Building My Block | Teen Ink

Building My Block

April 17, 2022
By IrisYe GOLD, Shanghai, Other
IrisYe GOLD, Shanghai, Other
11 articles 0 photos 0 comments

       Opening the first page of the test paper, I skim through all questions. They attack me aggressively, and I have only two options. Fight or flight. This is a risky one since I am unfamiliar with the topics. Remembering my past failures, I wonder if I could make it.

       In middle school, I refused to take any challenges. The only time I tried, I failed. It was a debate competition and I had prepared with my partner for almost two months. Meeting every two days for enhancements, we thought we would at least break into the second round. “Prepared for our success!” said my partner. The next day, we entered the room with confidence. Making an open statement, I was satisfied with my arguments with my arms crossed. However, I could plainly restate my point but nothing more during crossfire. I expected my contentions to be flawless but it seemed to be the opposite. Why did it be like that? The debate ended up with my opponents’ success. I couldn’t succeed. Back home, my tears were as the dam discharged. We had prepared for so long but we lost. I said to myself that the judge was biased, the opponents were irrational, their arguments didn’t make sense…… I couldn’t succeed. I would never try anything without full assurance.

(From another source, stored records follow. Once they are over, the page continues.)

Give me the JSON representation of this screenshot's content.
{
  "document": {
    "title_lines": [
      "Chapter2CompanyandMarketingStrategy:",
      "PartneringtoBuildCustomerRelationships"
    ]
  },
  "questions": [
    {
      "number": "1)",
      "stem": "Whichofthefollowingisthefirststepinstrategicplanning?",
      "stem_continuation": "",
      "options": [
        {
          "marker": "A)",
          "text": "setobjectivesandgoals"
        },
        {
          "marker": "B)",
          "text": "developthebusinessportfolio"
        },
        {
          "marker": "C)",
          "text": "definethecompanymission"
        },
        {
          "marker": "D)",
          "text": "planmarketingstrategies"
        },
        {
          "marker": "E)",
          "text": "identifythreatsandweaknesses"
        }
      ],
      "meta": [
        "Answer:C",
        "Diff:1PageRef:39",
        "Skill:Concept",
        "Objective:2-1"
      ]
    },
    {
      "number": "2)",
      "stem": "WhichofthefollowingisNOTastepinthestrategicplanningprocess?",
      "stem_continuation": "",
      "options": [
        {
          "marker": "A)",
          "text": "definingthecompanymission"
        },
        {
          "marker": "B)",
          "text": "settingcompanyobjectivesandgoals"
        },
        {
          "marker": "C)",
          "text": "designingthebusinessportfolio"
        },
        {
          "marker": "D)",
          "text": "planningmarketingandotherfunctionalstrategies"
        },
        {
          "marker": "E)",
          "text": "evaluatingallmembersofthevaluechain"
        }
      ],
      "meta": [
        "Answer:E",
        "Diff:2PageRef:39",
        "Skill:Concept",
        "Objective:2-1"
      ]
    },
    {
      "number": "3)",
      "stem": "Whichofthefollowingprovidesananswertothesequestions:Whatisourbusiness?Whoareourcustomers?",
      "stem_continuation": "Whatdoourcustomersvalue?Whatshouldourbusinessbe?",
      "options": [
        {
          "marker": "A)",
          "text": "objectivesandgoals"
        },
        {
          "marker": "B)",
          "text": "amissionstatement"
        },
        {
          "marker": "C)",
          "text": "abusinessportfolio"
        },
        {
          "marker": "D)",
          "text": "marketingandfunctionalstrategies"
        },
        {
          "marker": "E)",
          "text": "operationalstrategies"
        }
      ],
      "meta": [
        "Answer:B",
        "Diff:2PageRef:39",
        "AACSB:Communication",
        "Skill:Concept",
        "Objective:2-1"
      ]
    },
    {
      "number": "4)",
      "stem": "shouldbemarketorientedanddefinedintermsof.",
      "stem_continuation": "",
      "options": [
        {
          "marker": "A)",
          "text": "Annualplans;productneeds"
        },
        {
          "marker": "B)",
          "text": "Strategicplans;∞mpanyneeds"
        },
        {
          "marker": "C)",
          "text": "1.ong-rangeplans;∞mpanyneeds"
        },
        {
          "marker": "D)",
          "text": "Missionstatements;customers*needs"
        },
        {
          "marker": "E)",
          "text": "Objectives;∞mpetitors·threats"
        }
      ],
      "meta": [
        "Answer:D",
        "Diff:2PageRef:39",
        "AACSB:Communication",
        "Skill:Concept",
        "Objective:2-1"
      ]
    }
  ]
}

      Noticing my bad mood, my friend talked to me. At first, I refused, saying nothing would save me. As she insisted on helping me out, I had a long and inspired conversation with her. Whenever I failed, I avoided confronting the potential problems. But this time, she forced me to. During the crossfire, instead of trying to rebut, I indirectly addressed the points my opponents made when those were difficult to win. My friend recalled her experiences when facing similar problems and concluded that if I had tried, I would have won because of my efforts. Instead of blaming me for my faults, she encouraged me to take some risks. She concluded that I should cultivate my ability to deal with inevitable failures. During the discussion, she found that I had a clear logic in supporting my contentions but not be skilled in refutation. Then, we figured out that debate may not be the one that fitted me the best. “Maybe I had something that I am good at?” I asked with uncertainty. And she assured me “Of course!” I gradually scrambled up, seeming to reconcile with myself. Preparing for the debate, I spent two hours each day gathering information and evidence through searching credible sources. Although the result turned out to be unsatisfactory, the process of learning new things was beneficial. Considering all those advantages, maybe I was into research and science. Epiphany seemed to fade in.

       I was intrigued by the complexity of medicines since middle school, but I had not had a thorough study about it. Entering tenth grade, I recognized that I had lost too many opportunities when I was thriving in my bubble. Now, I have to seize any chances available. The UK Chemistry Olympiads would be one. When I start to learn organic chemistry, I am attracted by the mechanisms and the reactions involved. This time, I enjoy the process of acquiring knowledge instead of being utilitarian. The clear line between success and failure seems to be blurred. Preparing for the competition, I not only do past papers but research the topics those papers included. Although I find them challenging to comprehend, I appreciate the moment when I figure it out myself. This provides me the background to devote my interest in medicines and a true sense of accomplishment.

       Yes, the questions are challenging and I try my best to answer all questions based on my current knowledge. However, something is more important than that. New information and research areas. Now, I do not care that much about winning a prize, and so failure becomes a less significant thing. Later on, I search on the Chinese-knot-structure of the molecule included in the test and discover a correlation with a certain medicine; that truly satisfies me. I am a piece of a puzzle finding my place in the world and I am building my blocks.